AB 705 (Kamlager, D-Los Angeles)

Oppose

AB 705 would prohibit health facilities from requiring a doctor to comply with policies or criteria, which are not explicitly ratified or promulgated by the medical staff, that directly or indirectly prohibit or restrict the doctor from providing a particular medical treatment or service that falls within the scope of the doctor’s privileges.

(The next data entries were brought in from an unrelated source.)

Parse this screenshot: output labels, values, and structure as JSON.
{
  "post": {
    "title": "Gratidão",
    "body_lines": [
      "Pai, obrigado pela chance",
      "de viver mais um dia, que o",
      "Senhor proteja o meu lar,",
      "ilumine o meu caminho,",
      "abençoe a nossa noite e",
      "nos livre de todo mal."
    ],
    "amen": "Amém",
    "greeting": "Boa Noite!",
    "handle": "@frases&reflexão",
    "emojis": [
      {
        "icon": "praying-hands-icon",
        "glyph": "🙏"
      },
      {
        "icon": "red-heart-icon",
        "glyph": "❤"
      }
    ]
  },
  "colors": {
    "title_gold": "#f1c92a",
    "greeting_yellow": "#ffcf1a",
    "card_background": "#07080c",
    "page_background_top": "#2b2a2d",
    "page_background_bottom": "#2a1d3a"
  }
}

For nonprofit transactions subject to Attorney General review, this bill would also add to the factors that may be considered by the Attorney General in determining whether to consent to the transaction and whether it would create a reduction or limitation in the availability of the full range of health care services, including reproductive and end-of-life care, to any group of individuals based on their membership in a protected class.

Pending

To be heard in Assembly Health Committee April 20

AB 1422 (Gabriel, D-Woodland Hills)

Oppose Unless Amended

AB 1422 would authorize the California Department of Public Health (CDPH) to grant a hospital’s program flexibility request relating to nurse-to-patient ratios, but only after CDPH completes a process that includes, among other things, a 40-day public comment period. Hospitals would be required to submit to CDPH, and make publicly available, supporting evidence that includes documentation establishing the need for program flexibility and that the proposed alternative will not compromise patient care.

Pending

To be heard in Senate Appropriations Committee April 19

SB 213 (Cortese, D-Silicon Valley)

Oppose as Amended

SB 213 would define “injury” for a hospital employee who provides direct patient care in an acute care hospital to include infectious diseases, cancer, musculoskeletal injuries, post-traumatic stress disorder, respiratory diseases, and now COVID-19. The bill would also create rebuttable presumptions that these injuries that develop or manifest in hospital employees arose out of and in the course of employment and would extend the presumptions for specified time periods after the hospital employee’s termination of employment.